Solved – Median value on ordinal scales

median

I have been reading about appropriate measures of central tendency for ordinal level data.
So far I have learned that the median and mode can be used but that the latter can only be used in some cases. Some sources state that the median can only be used with Likert questions when there is an odd number of scores. It is not clear to me what this means and also which cases the median cannot be used.

Example:

An example may illustrate.

  • If there was a question: "Climate change is England’s most serious environmental problem" on a response scale: 1=strongly agree 2=agree 3=unsure 4=disagree 5=strongly disagree. Would the median be 3=unsure?
  • What if no respondents stated disagree or strongly disagree and all 100 respondents stated either 1, 2, or 3, is the median then 2?
  • what if respondents only stated 2 or 3. In this case is it not possible to identify the median?

Best Answer

Definitional issues:

  • The median is the middle value of the data; it is not by definition the middle value of the scale.

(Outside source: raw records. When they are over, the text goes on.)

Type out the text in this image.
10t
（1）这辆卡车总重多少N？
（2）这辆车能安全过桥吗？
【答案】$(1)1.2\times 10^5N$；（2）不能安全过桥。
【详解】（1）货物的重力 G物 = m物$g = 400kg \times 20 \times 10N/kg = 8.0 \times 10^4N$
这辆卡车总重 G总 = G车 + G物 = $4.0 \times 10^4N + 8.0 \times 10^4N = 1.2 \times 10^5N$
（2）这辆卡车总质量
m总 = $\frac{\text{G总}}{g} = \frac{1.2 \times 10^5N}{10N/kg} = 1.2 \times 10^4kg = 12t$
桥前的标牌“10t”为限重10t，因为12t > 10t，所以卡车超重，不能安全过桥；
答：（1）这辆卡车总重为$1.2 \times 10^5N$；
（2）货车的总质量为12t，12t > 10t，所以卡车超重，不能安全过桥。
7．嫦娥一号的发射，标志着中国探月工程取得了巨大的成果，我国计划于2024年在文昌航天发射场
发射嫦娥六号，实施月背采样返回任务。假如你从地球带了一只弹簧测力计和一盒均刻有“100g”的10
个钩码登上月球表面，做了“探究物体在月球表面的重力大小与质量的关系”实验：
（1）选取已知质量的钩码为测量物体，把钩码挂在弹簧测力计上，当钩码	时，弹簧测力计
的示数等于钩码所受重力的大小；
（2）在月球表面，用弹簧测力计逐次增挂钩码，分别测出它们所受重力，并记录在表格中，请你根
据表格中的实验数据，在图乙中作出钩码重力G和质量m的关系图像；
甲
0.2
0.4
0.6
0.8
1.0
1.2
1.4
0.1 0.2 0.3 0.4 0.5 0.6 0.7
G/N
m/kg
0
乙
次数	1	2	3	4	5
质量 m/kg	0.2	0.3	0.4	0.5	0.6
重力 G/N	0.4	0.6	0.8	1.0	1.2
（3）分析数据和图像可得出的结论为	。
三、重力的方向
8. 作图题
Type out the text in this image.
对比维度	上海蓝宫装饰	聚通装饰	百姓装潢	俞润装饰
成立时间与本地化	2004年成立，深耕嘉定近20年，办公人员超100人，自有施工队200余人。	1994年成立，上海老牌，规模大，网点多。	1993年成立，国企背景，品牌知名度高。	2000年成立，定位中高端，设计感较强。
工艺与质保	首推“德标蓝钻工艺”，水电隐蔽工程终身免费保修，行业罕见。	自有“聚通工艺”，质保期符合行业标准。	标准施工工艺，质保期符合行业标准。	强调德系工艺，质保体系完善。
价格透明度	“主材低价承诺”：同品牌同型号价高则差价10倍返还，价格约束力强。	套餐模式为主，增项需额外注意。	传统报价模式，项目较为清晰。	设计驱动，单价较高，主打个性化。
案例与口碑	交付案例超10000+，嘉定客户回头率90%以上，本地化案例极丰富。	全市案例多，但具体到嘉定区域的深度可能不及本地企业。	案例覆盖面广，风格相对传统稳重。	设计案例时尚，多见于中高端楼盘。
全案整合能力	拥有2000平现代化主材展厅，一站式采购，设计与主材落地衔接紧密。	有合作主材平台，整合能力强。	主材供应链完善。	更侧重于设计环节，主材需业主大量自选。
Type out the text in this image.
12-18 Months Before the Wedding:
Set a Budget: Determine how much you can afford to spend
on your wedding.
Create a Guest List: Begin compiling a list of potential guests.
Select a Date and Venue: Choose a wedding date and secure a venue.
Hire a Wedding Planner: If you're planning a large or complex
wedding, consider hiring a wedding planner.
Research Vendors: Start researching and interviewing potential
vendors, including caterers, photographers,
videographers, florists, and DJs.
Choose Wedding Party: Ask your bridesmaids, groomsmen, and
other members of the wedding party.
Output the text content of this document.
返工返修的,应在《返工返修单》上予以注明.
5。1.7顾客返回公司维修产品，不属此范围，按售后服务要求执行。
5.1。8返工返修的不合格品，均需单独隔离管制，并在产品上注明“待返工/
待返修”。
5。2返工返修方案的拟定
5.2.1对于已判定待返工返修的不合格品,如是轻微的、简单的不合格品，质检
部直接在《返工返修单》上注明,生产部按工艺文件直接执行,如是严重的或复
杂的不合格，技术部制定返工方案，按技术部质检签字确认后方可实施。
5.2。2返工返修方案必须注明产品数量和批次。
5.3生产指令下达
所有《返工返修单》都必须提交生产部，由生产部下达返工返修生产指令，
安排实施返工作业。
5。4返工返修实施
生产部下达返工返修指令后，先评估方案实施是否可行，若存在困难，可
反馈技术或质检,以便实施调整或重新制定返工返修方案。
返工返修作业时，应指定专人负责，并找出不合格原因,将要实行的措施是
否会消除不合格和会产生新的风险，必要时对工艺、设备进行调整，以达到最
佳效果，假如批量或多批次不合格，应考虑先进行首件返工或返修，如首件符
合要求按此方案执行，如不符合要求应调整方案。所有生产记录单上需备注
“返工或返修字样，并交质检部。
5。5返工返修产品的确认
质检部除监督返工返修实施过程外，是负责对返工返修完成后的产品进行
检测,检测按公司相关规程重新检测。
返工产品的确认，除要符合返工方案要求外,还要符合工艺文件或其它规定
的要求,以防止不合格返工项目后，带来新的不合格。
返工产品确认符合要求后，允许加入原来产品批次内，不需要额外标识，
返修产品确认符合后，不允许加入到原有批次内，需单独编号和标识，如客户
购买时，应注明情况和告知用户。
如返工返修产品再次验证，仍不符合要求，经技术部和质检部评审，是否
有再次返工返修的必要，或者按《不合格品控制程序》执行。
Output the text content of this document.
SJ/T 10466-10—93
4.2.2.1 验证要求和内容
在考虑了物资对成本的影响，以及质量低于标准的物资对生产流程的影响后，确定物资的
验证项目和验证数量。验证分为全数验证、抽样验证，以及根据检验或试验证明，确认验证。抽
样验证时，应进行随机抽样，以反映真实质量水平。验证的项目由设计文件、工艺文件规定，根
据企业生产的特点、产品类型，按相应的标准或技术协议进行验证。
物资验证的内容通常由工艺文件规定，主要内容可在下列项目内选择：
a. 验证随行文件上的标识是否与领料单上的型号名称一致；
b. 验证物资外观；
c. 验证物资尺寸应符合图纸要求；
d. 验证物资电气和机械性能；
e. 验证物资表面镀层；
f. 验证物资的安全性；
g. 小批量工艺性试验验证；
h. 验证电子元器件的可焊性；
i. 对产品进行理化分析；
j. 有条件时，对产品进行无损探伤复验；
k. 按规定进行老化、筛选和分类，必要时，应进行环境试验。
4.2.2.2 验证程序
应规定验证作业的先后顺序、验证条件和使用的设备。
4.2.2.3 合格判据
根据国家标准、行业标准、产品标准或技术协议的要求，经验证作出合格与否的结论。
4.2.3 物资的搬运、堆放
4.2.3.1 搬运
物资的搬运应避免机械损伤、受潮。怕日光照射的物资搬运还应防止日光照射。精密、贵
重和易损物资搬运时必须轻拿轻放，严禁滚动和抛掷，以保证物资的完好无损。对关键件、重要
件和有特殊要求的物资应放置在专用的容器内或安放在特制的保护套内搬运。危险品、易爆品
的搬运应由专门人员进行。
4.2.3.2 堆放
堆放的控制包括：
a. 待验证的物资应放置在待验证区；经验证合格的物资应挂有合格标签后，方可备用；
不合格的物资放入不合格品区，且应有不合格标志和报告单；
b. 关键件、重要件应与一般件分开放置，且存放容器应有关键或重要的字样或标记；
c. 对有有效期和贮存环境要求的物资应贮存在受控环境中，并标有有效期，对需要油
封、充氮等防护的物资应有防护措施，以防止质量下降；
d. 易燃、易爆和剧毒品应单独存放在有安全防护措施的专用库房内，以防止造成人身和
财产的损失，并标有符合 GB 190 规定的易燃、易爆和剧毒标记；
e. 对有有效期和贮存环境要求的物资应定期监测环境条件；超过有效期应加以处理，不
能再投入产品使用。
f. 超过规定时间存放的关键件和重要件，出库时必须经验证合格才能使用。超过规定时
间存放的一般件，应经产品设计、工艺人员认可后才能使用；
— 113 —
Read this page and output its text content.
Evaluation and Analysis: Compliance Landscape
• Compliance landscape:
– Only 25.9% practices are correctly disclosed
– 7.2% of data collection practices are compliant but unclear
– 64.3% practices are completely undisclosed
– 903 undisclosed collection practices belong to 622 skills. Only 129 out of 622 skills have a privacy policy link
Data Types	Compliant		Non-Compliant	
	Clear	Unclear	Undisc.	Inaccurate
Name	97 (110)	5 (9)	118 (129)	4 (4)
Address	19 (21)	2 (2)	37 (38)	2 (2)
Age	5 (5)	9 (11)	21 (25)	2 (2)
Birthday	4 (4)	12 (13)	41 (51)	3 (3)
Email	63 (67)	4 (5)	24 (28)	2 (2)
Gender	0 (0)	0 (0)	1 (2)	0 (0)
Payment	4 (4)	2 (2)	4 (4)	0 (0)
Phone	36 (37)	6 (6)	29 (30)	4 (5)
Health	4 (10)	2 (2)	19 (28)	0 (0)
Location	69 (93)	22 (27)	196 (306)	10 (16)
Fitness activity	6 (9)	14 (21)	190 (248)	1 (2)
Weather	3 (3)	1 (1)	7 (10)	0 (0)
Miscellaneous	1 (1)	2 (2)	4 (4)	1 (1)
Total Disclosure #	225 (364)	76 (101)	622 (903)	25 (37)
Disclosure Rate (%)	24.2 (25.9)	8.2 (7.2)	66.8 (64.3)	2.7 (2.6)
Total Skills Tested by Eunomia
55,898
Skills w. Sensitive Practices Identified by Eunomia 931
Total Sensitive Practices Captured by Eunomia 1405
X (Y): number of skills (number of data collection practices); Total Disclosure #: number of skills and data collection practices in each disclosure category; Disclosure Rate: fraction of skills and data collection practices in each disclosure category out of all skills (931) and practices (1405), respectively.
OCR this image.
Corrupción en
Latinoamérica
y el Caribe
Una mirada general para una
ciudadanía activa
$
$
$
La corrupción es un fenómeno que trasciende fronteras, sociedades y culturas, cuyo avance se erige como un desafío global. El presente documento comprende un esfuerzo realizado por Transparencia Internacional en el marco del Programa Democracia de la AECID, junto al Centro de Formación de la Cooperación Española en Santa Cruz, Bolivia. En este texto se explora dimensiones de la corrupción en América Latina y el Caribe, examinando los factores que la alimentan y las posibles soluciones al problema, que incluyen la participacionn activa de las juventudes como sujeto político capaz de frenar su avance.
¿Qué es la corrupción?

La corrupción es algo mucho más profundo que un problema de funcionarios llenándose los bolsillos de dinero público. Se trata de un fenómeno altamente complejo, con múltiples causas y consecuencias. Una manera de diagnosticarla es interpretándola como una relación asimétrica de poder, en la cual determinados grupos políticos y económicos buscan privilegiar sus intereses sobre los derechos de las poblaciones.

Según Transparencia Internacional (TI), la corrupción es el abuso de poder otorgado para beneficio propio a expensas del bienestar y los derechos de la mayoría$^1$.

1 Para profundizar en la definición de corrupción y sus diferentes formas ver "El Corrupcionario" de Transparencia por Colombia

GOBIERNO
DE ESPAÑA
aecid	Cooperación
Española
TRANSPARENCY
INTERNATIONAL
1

  • When the sample size is even, then the median is the mean of the values either side of middle most point after rank ordering all values (see wikipedia description).

When to use median on ordinal data

  • In theory the median can be used on data from any variable where the values can be ordered.
  • In practice, the median is often not the most useful summary of central tendency with ordinal variables. This partially depends on what you want to get out of your measure of central tendency. When you are describing the central tendency of data on an ordinal variable with only a small number of response options (i.e., perhaps less than 20 or 50 or 100), the median can be quite gross (e.g., 1,1,3,3,3 and 1,3,3,5,5 both have a median of 3, but the second example would have a higher mean). When it comes to summarising the central tendency of Likert items, I find the mean to be much more useful and sensitive to meaningful differences. Ordinal variables that are ranks do not suffer from this problem of "grossness".
  • Interpolated medians are another way of overcoming the gross nature of the median on ordinal data with few values.